The Schmid Commission, led by another Swiss lawyer, Samuel Schmid, is understood to have spent more than an hour on the phone with Rodchenkov last month but the former Moscow lab director then sent them a separate affidavit with the details of what he says was state-sponsored doping.
Rodchenkov has consistently said the Russian doping conspiracy was funded and organised by the office of the then sports minister, Vitaly Mutko, now the Deputy Prime Minister of Russia.
WADA accept this version of events and announced on Friday that a new set of Moscow lab data from 2012 to 2015, recently leaked by a new whistleblower, corroborates the view Russia ran a state-supported doping scheme.
‘This new intelligence serves to reinforce our requirement of Russian authorities that they too publicly accept (that verdict),’ said WADA.
Mutko has repeatedly denied any involvement, as has president Vladimir Putin, vehemently. Russia appear newly concerned about the threat of expulsion from the Games and have requested the extradition of Rodchenkov.
Anti-corruption investigators familiar with the doping scandal — first exposed by the MoS in 2013 — firmly believe Russia, and specifically Putin — want to frame Rodchenkov as the lone wolf architect of the scheme.
Nobody outside Russia, certainly not WADA or the IOC, believes that, and accept the scandal was state-supported.
Russia remains under pressure on multiple fronts in relation to allegations of drug use. At least 34 Russian footballers, including the entire 23-man 2014 World Cup squad, were identified as possible beneficiaries of a doping programme — as revealed in the summer by this newspaper.
The draw for the 2018 World Cup, to be hosted by Russia, is just weeks away, meaning any corroboration of football involvement in doping or cover-ups would heap new shame on Russia and football world governing body FIFA.
If the Schmid commission, which is tasked with investigating whether there was a conspiracy and whether it involved the Russian government, does not give due weight to Rodchenkov’s supplementary evidence in any public findings, it is believed he will make his most recent affidavit public. It is understood a number of independent witness have corroborated Rodchenkov’s allegations in separate testimonies.
Rodchenkov has previously detailed how Russian government security agents, the FSB, were trained to open dirty urine samples of Russian athletes and replace them with clean urine at the Sochi Games. He said lab officials contaminated dirty samples with salt to render findings useless, all of which was done by using a secret hatch in the official anti-doping lab at the Sochi Olympics in Russia, where the home nation topped the medals table and as WADA observers looked on in an attempt to ensure fair play.

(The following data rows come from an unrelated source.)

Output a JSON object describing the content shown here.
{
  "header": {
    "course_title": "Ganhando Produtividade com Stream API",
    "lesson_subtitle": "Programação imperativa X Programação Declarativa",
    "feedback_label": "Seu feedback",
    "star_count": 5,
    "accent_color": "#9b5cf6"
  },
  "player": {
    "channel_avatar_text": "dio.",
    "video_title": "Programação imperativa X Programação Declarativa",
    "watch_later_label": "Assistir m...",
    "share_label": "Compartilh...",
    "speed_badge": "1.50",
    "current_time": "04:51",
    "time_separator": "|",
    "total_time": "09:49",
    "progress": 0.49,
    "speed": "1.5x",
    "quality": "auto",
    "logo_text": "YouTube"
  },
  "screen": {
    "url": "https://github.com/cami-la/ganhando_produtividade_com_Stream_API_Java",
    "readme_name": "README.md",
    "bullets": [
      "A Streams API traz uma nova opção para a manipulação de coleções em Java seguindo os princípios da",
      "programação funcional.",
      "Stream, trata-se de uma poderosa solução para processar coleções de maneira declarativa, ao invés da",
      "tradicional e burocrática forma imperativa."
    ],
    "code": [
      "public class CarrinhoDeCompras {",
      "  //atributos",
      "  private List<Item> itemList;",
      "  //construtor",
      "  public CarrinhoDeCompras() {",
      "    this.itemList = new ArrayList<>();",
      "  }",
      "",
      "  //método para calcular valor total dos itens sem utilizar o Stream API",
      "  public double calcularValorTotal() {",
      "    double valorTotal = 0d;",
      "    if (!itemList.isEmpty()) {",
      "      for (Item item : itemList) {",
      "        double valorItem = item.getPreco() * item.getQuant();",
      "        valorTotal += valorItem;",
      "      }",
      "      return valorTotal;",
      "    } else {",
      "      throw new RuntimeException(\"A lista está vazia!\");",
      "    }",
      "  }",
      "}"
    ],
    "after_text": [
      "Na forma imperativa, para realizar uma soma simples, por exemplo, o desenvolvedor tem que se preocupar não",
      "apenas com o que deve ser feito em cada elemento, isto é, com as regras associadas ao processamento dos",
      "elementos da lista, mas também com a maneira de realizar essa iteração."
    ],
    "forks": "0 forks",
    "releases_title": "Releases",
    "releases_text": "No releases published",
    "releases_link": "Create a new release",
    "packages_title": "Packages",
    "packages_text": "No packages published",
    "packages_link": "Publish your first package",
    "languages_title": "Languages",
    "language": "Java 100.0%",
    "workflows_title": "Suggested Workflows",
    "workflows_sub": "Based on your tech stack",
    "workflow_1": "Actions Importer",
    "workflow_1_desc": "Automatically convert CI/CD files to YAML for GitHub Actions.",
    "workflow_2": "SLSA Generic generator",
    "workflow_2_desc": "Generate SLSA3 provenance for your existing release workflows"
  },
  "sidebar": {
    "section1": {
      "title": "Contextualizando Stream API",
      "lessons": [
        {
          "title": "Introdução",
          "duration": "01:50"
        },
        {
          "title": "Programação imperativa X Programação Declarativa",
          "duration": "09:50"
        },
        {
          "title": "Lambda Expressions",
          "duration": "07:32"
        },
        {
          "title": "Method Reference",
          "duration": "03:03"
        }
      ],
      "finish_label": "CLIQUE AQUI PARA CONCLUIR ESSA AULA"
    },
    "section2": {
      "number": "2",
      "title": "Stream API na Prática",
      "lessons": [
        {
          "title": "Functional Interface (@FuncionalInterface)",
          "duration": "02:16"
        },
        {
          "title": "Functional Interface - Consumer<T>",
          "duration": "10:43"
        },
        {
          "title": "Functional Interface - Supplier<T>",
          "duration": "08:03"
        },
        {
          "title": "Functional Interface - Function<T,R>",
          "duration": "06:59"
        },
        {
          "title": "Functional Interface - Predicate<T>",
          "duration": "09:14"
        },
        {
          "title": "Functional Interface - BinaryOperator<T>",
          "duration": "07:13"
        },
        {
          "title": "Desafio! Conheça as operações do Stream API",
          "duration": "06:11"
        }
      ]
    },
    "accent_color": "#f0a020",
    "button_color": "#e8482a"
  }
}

IOC president Thomas Bach is now in an invidious position with the Pyeongchang Games only three months away. The Schmid Commission is due to be discussed next month by the IOC, ostensibly in private, although it is clear that any talks won’t remain so.
Rodchenkov’s new testimony means that there will now be ample ammunition to suspend the Russian Olympic Committee, in what would be an embarrassing episode for the Russian state.
Putin’s stance remains that Russia is entirely innocent of a doping programme, saying within the past few days: ‘Russia never had and, I hope, will never have a system of state doping of which we are being accused.’